Via libera alla Camera al Whistleblowing, la norma che rafforza in chiave anticorruzione la tutela del segnalante di illeciti. La nuova legge, che ora passa al Senato, integra e amplia l’attuale disciplina prevista dalla legge Severino: da un lato infatti implementa la norma già vigente per gli impiegati pubblici includendo gli enti pubblici economici e gli enti di diritto privato sotto controllo pubblico, dall’altro allarga la tutela al settore privato inserendo specifici obblighi a carico delle società nei modelli organizzativi previsti dalla 231. Ecco, in sintesi, le principali novità.
Whistleblower più garantito. Il dipendente che in buona fede segnala ai responsabili anticorruzione, all’Anac o ai magistrati ordinari e contabili illeciti che abbia conosciuto in ragione del rapporto di lavoro non potrà essere sanzionato, demansionato, licenziato, trasferito o sottoposto ad altre misure ritorsive. L’Anac applicherà al responsabile di atti discriminatori una sanzione pecuniaria amministrativa fino a 30mila euro.
Segnalazioni in buona fede. La buona fede, esclusa se il segnalante agisce con dolo o colpa grave, implica una segnalazione circostanziata e la ragionevole convinzione, fondata su elementi di fatto (anche documenti), che la condotta illecita si sia verificata.

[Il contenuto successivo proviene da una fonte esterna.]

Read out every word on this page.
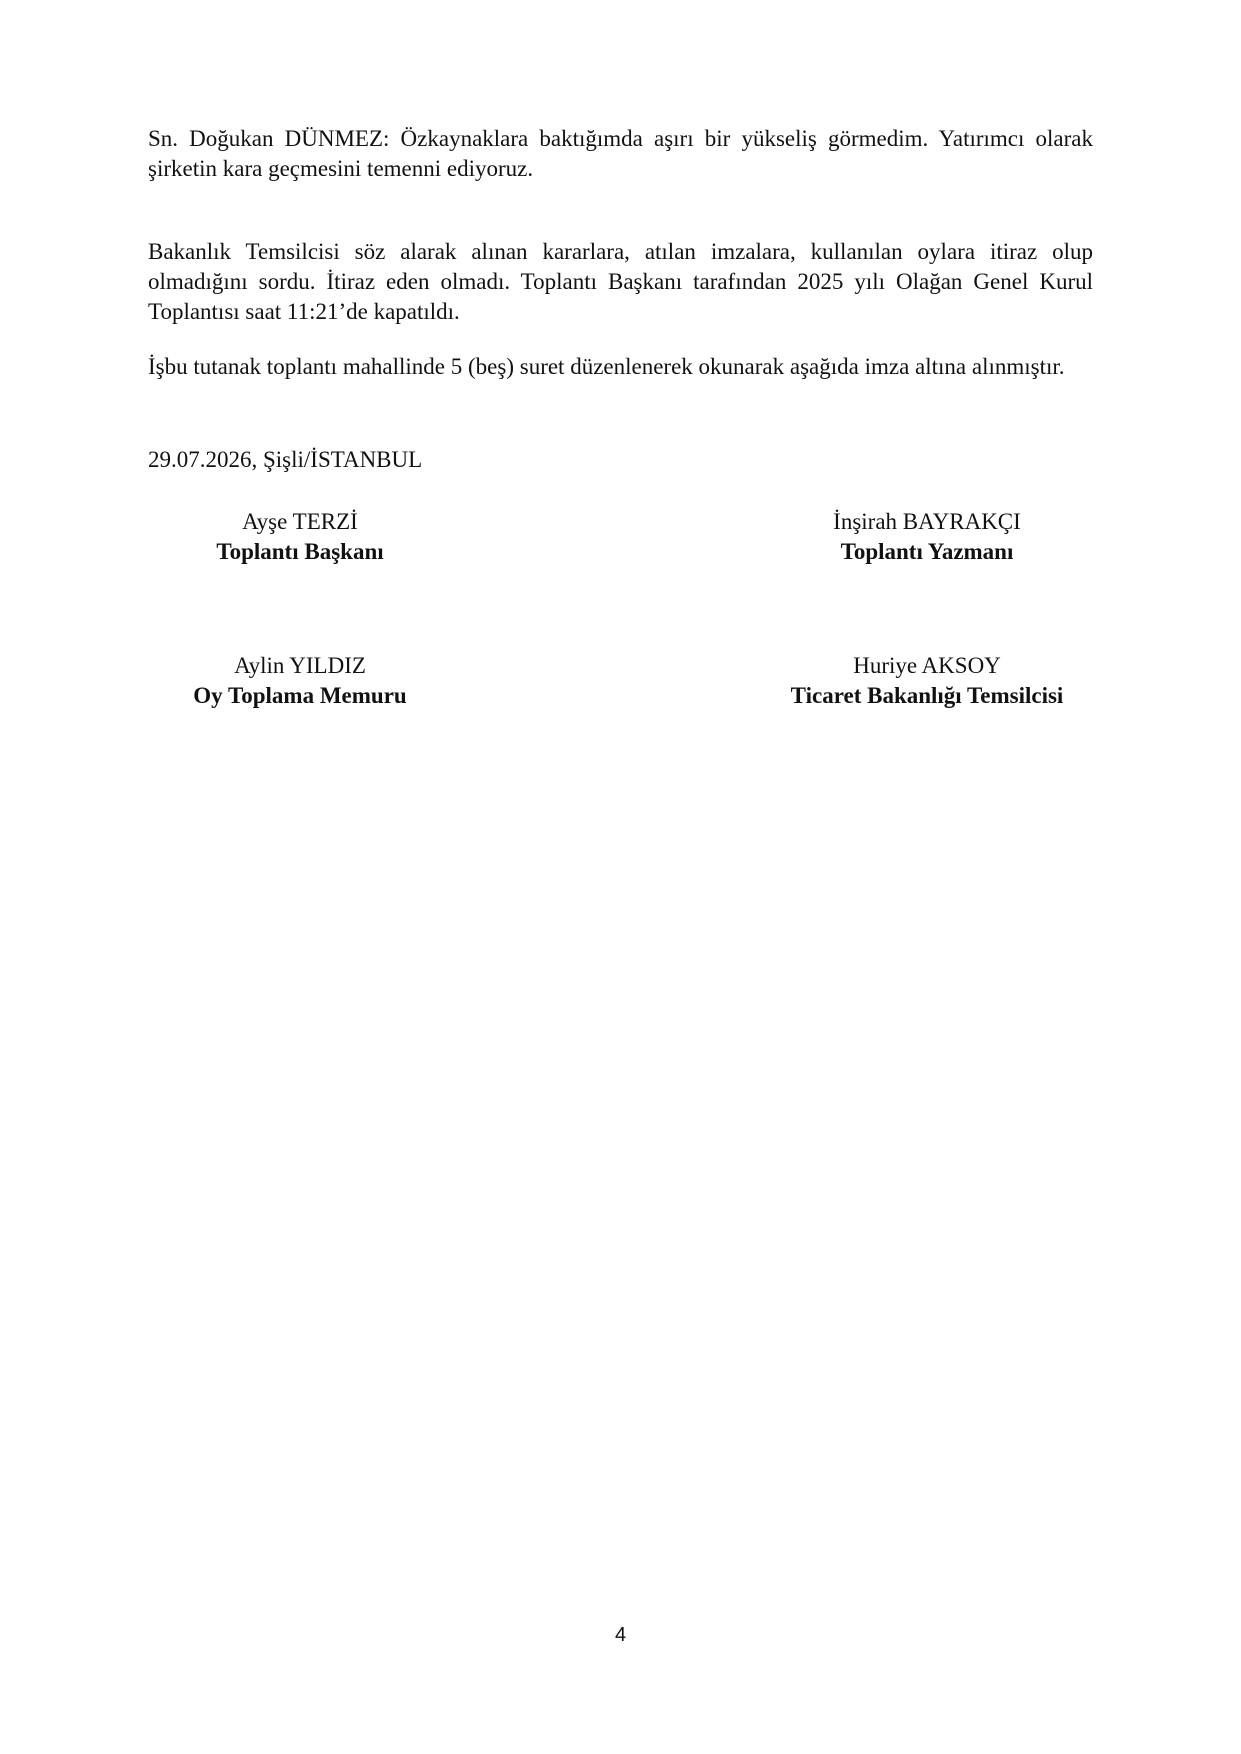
Sn. Doğukan DÜNMEZ: Özkaynaklara baktığımda aşırı bir yükseliş görmedim. Yatırımcı olarak şirketin kara geçmesini temenni ediyoruz.

Bakanlık Temsilcisi söz alarak alınan kararlara, atılan imzalara, kullanılan oylara itiraz olup olmadığını sordu. İtiraz eden olmadı. Toplantı Başkanı tarafından 2025 yılı Olağan Genel Kurul Toplantısı saat 11:21’de kapatıldı.

İşbu tutanak toplantı mahallinde 5 (beş) suret düzenlenerek okunarak aşağıda imza altına alınmıştır.

29.07.2026, Şişli/İSTANBUL

Ayşe TERZİ
Toplantı Başkanı
İnşirah BAYRAKÇI
Toplantı Yazmanı
Aylin YILDIZ
Oy Toplama Memuru
Huriye AKSOY
Ticaret Bakanlığı Temsilcisi
4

Segretezza identità. E’ vietato rivelare l’identità del whistleblower, ma non sono ammesse segnalazioni anonime. Il segreto sul nome, in caso di processo penale, non può comunque protrarsi oltre la chiusura delle indagini preliminari. L’Anac predisporrà linee guida sulle procedure di presentazione e gestione delle segnalazioni promuovendo anche strumenti di crittografia quanto al contenuto della denuncia e alla relativa documentazione per garantire la riservatezza dell’identità del segnalante.
Clausola anti-calunnie. Ogni tutela salta nel caso di condanna del segnalante in sede penale (anche in primo grado) per calunnia, diffamazione o altri reati commessi con la denuncia. Se si accerta l’infondatezza della segnalazione o la mancanza di buona fede scatta inoltre il procedimento disciplinare e l’eventuale licenziamento in tronco.
Tutela allargata al settore privato. La tutela del whistleblower vale per tutte le amministrazioni pubbliche, inclusi gli enti pubblici economici e quelli di diritto privato sotto controllo pubblico, e si applica (indipendentemente dal tipo di contratto) pure a consulenti e collaboratori e a chi lavora in imprese che forniscono beni e servizi alla Pa. Ma si estende anche al settore privato prevedendo che nei modelli organizzativi e di gestione, predisposti dalle società ai sensi del decreto 231/2001 per prevenire la commissione di reati, siano inserite anche norme specifiche a tutela della riservatezza di chi segnala illeciti e contro eventuali misure ritorsive e discriminatorie.